From 3 quarks daily:

Prime Minister Jose Luis Rodriguez Zapatero’s speech on the occasion of Spain’s passage deep fundamental civil rights legislation for gays, queers, and lesbians:

We are not legislating, honorable members, for people far away and not known by us. We are enlarging the opportunity for happiness to our neighbors, our co-workers, our friends and our families: at the same time we are making a more decent society, because a decent society is one that does not humiliate its members.

What has happened in California is this in rewind.  The very public and directly democratic  roll-back of these rights  has made California’s a more indecent society, one in which citizens of the state have gone out of their way to humiliate fellow neighbors, co-workers, friends and family.  Sullivan on this affront and disappointment.


… gay rights campaigners, who spend tens of millions of dollars fighting to oppose Proposition 8, have vowed not to admit to defeat. A petition to dismiss the measure on the grounds that decision of such importance should be taken by state legislatures rather than voters has already been filed to the Supreme Court.

“We pick ourselves up and trudge on,” said Kate Kendell, executive director of the National Center for Lesbian Rights. “There has been enormous movement in favour of full equality in eight short years. That is the direction this is heading, and if it’s not today or it’s not tomorrow, it will be soon.”


UPDATE IIFrom digby on November 5th –

I keep hearing about how this will right itself in the long run, that it’s just a matter of waiting until this new generation gets old enough and then gay rights will magically be “granted.” I hope that’s true. But to paraphrase a saying that’s been overused lately — in the long run all of today’s gay partners and gay parents will be dead. These soothing tones of “patience” and “don’t worry” don’t mean much when you consider that you only have one life to live.

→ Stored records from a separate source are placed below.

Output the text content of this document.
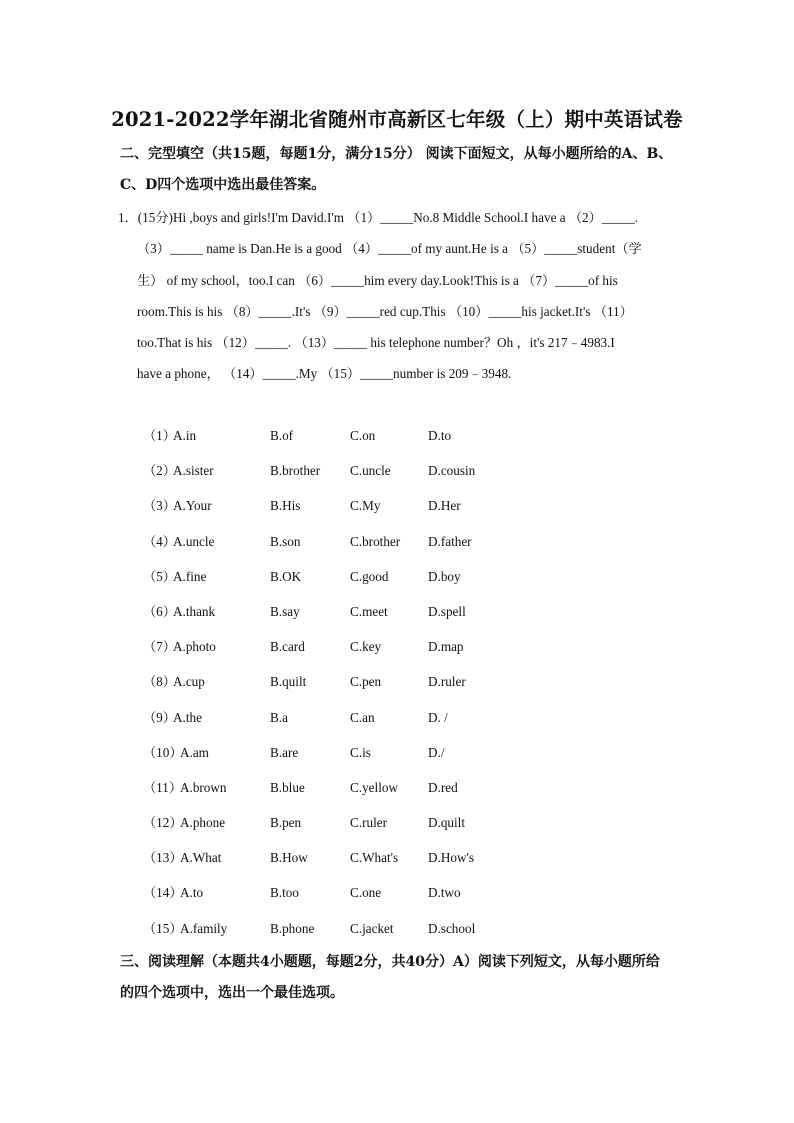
2021-2022学年湖北省随州市高新区七年级（上）期中英语试卷
二、完型填空（共15题，每题1分，满分15分） 阅读下面短文，从每小题所给的A、B、
C、D四个选项中选出最佳答案。
1．(15分)Hi ,boys and girls!I'm David.I'm （1）_____No.8 Middle School.I have a （2）_____.
（3）_____ name is Dan.He is a good （4）_____of my aunt.He is a （5）_____student（学
生） of my school，too.I can （6）_____him every day.Look!This is a （7）_____of his
room.This is his （8）_____.It's （9）_____red cup.This （10）_____his jacket.It's （11）
too.That is his （12）_____. （13）_____ his telephone number？Oh ，it's 217﹣4983.I
have a phone， （14）_____.My （15）_____number is 209﹣3948.
（1）
A.in	B.of	C.on	D.to
（2）
A.sister	B.brother C.uncle	D.cousin
（3）
A.Your	B.His	C.My	D.Her
（4）
A.uncle	B.son	C.brother D.father
（5）
A.fine	B.OK	C.good	D.boy
（6）
A.thank	B.say	C.meet	D.spell
（7）
A.photo	B.card	C.key	D.map
（8）
A.cup	B.quilt	C.pen	D.ruler
（9）
A.the	B.a	C.an	D. /
（10）
A.am	B.are	C.is	D./
（11）
A.brown	B.blue	C.yellow D.red
（12）
A.phone	B.pen	C.ruler	D.quilt
（13）
A.What	B.How	C.What's D.How's
（14）
A.to	B.too	C.one	D.two
（15）
A.family	B.phone	C.jacket	D.school
三、阅读理解（本题共4小题题，每题2分，共40分）A）阅读下列短文，从每小题所给
的四个选项中，选出一个最佳选项。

It’s terrific that we are seeing a decline in racism to the extent that we are able to elect a black president. We’ve come a long way and there’s no taking anything away from those who waged the struggle over all these centuries. But our society is not truly changed if it’s still writing discrimination into law.

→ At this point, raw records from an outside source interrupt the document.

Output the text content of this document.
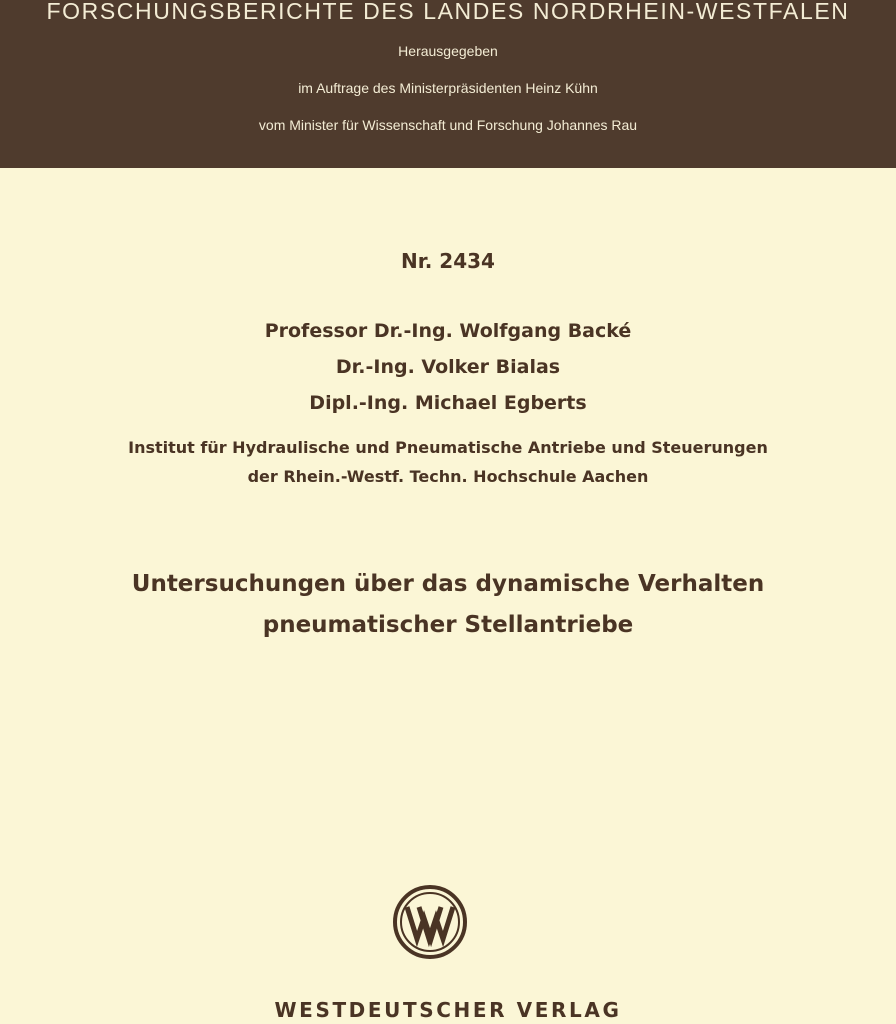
FORSCHUNGSBERICHTE DES LANDES NORDRHEIN-WESTFALEN
Herausgegeben
im Auftrage des Ministerpräsidenten Heinz Kühn
vom Minister für Wissenschaft und Forschung Johannes Rau
Nr. 2434
Professor Dr.-Ing. Wolfgang Backé
Dr.-Ing. Volker Bialas
Dipl.-Ing. Michael Egberts
Institut für Hydraulische und Pneumatische Antriebe und Steuerungen
der Rhein.-Westf. Techn. Hochschule Aachen
Untersuchungen über das dynamische Verhalten
pneumatischer Stellantriebe
WESTDEUTSCHER VERLAG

It’s as if we just can’t be America unless we are taking active steps to marginalize somebody.

Gay and lesbian marriage ban propositions were also passed in Arizona and Florida.  I guess people had more hope for California, since it is so often in the vanguard of progress.


4 thoughts on “Sad

  1. I think citing California as “the” example is misplaced. California fought this legislation and at this moment I believe, it is still undecided whether Prop 8 passed or failed there.

    There were many other states where similiar legislation passed with a landslide. And don’t forget the millions of dollars of Utah Mormon money that flooded California to support this legislation.

    Give those in California who opposed and fought this legislation the credit they deserve please.

  2. Hey Rick! Great to see you here! 🙂

    It’s my understanding that Prop 8 passed by a pretty wide margin – here’s the result in the LA Times:,0,1293859.htmlstory

    Please let me know if this is incorrect.

    It’s also my understanding that Barack Obama was able to mobilize the African American vote in Califoria and that 70% of them voted “yes” on Prop 8. I still think it’s sad that the majority of voters in California made a decision to exclude one group of people just as they were about to celebrate the coming to fruition of African American political power. Given the impact that those particular voters had on passing the proposition, it would have been REALLY important for Obama to have supported gays and lesbians in this way. I’m not sure that the Mormons were the ones who affected the African American vote.

    But yes, it’s nasty that so many Christians take this position and are able to influence people’s votes with their money – although I’d imagine that the people who voted would say it was for reasons of principle or “values”, and not because their votes were bought.

    I guess I thought that my firm support for LGBTQ people would imply my support for those who opposed Prop 8 and the people who voted against it. Perhaps my comment was too brief.

    I am cursed with the voice of the prophet! lol

    Again, so happy to see you here.

  3. I am really happy to hear that they are fighting on. I am wondering if the people that got married before the Prop 8 passed had the marriages annulled by the decision. If not this makes three classes of people and therefore I don’t see how the court can say it is anything but discriminatory. This is not some building code where you can just grandfather people in.

  4. I don’t think there’s anything they can do to nullify marriages that took place legally. I think this decision will eventually fall and thank heaven for that.